Troubleshooting a running firewall is relatively simple and for almost all iptables firewalls the means you have are the same tool, the system log. This is typically
/var/log/syslog or similar.
The system log will log any packets dropped implicitly by FireHOL. This means any packets which do not match any rules in the configuration file.
FireHOL always logs packets not matched by any rule, although it does not log every single packet, in order to protect you from an attack that could use all of your free hard disk space. The rate is controlled in the same way as loglimit.

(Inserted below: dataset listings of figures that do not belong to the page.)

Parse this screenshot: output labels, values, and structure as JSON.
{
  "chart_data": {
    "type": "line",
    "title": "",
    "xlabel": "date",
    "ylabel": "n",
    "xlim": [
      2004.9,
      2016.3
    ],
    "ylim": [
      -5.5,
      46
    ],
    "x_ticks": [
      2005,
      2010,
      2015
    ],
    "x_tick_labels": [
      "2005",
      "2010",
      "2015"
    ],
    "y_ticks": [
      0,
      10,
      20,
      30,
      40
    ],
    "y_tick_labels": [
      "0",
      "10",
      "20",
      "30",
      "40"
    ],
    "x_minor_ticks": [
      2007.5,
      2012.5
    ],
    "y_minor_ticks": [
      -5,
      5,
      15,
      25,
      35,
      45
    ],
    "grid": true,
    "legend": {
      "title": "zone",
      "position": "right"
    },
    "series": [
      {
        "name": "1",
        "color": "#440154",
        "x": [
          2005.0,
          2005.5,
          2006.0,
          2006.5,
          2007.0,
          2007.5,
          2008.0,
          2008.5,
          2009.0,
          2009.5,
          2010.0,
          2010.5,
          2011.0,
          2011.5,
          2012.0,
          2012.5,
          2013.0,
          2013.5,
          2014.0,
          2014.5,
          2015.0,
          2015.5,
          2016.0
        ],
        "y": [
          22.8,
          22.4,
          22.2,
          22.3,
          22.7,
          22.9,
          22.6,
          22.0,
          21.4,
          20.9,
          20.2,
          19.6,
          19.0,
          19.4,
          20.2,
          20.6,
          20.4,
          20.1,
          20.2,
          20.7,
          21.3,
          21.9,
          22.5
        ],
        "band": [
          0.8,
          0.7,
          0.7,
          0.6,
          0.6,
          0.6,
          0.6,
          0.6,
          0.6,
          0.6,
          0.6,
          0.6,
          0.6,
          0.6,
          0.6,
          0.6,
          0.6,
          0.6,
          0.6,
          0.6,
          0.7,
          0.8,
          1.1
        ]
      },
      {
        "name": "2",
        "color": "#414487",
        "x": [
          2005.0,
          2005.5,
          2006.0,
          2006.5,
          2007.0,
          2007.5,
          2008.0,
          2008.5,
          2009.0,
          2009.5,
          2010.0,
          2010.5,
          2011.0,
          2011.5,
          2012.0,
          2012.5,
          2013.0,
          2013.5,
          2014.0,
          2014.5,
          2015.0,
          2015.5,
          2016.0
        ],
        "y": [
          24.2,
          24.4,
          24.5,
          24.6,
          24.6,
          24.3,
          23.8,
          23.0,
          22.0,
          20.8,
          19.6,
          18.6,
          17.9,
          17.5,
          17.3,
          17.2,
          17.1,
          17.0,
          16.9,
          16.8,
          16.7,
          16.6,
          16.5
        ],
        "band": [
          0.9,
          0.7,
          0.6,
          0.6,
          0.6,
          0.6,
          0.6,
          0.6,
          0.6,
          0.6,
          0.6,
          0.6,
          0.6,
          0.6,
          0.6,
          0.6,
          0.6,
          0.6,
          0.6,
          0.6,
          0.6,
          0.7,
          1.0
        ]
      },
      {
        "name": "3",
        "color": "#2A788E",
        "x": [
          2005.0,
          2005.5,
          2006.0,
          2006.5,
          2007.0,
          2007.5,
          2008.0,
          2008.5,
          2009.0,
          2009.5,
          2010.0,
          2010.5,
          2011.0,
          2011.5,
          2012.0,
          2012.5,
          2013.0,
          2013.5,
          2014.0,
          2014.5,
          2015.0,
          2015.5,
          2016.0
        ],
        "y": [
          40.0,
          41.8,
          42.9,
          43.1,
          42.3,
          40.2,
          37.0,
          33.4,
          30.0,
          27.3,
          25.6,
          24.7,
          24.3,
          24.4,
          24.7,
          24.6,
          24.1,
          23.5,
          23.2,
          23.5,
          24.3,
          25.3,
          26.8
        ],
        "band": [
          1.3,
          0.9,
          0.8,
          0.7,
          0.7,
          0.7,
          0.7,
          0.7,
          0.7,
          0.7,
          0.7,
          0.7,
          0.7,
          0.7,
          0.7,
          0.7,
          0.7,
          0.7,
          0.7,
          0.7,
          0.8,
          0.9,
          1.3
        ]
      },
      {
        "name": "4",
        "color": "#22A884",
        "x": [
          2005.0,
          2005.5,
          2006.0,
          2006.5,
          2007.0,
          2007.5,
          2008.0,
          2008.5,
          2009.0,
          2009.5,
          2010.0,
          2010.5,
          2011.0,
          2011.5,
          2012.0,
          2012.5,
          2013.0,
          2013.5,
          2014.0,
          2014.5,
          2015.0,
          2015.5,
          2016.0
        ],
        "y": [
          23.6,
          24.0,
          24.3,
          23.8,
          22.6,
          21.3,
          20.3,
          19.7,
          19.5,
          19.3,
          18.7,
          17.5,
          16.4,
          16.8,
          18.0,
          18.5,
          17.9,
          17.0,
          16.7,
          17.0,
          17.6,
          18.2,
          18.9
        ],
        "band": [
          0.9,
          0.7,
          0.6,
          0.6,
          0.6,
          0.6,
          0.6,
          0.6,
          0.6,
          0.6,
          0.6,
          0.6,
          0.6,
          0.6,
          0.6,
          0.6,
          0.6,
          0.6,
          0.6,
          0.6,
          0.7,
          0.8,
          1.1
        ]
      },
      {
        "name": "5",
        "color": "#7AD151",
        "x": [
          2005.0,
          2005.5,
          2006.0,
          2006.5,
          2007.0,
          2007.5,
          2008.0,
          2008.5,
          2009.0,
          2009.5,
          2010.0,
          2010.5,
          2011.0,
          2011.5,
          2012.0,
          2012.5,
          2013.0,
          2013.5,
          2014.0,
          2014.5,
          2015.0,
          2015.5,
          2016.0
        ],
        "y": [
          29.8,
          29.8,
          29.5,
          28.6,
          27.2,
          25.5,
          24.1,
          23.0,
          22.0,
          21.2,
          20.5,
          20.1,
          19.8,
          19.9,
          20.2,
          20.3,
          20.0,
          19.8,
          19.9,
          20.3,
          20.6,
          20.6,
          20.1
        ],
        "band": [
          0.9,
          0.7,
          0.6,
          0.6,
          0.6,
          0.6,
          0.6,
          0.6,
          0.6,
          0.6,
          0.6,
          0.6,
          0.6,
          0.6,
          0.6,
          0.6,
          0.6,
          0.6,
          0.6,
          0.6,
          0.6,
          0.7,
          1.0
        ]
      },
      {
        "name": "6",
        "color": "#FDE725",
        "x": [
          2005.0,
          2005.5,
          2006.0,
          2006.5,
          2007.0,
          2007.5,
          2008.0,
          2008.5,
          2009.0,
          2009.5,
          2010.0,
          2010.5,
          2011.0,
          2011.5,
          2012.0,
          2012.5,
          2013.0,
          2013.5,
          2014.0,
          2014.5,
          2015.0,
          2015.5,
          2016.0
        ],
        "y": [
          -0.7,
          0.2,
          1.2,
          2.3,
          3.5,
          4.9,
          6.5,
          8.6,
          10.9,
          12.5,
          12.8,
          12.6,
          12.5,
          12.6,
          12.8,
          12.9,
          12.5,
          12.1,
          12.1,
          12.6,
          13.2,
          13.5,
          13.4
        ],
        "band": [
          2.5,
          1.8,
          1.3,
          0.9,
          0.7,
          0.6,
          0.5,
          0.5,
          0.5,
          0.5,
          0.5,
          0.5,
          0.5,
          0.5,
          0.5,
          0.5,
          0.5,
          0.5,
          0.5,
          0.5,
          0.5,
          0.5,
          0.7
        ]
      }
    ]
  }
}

In the system log you will find entries that look like:
Dec 21 20:01:07 gateway kernel: IN-internet:IN=ppp0 OUT= MAC= \ SRC=220.127.116.11 DST=18.104.22.168 LEN=78 TOS=0x00 PREC=0x00 \ TTL=111 ID=63816 PROTO=UDP SPT=34165 DPT=137 LEN=58 Dec 21 22:25:39 gateway kernel: OUT-unknown:IN= OUT=ppp0 \ SRC=22.214.171.124 DST=192.168.23.1 LEN=48 TOS=0x00 PREC=0x00 \ TTL=64 ID=0 DF PROTO=TCP SPT=139 DPT=1255 WINDOW=2128 \ RES=0x00 ACK SYN URGP=0 Dec 21 20:01:07 gateway kernel: PASS-unknown:IN=ppp0 OUT=eth0 \ SRC=126.96.36.199 DST=188.8.131.52 LEN=78 TOS=0x00 PREC=0x00 \ TTL=110 ID=64840 PROTO=UDP SPT=34132 DPT=137 LEN=58
Each of such lines represent one packet that did not satisfy the requirements of the configuration file rules.
The important things to look in these logs are:
Its reason text.
In FireHOL this has the form IN-name, OUT-name, PASS-name.
DPT= gives the destination port number of this packet.
Generally, you should monitor the system log for such entries and decide if each entry was something useful or not. If it was something useful, you should have added another service somewhere in your FireHOL configuration to match that packet and allow it to reach its destination. If it was not something useful, then FireHOL did the right job and dropped it.
Keep in mind that there are certain cases where packets get dropped even though FireHOL has specific rules that should allow them to pass. Such cases are not always errors, and here is why:
The iptables connection tracker has a mechanism for matching request packets and reply packets. When an allowed request comes in, the connection tracker keeps it in a list and then waits for a matching reply to come in the opposite direction. This list of active connections is available for you to see at
cat this file to see all the current connections your system has.
The connection tracker will wait for a reply a certain amount of time. This time is, for example, about 20 seconds for UDP traffic. After that time the connection tracker will remove the request from its list. A reply that is send after the connection tracker has removed the request from its list, will be dropped and therefore logged in the system log.
This situation may, for example, produce a few log entries in your DNS server for cases where the DNS server could not respond within the time limits set by iptables, but this is not a problem because the DNS client had already timed out in 2 or 3 seconds.
Note however that the above are common when the connection tracker is trying to keep a state on a stateless protocol (such as UDP or ICMP). Stateful protocols, such as TCP, always respond immediately to acknowledge the connection and therefore the time needed by the application server to respond does not make the connection tracker to remove the request from its list.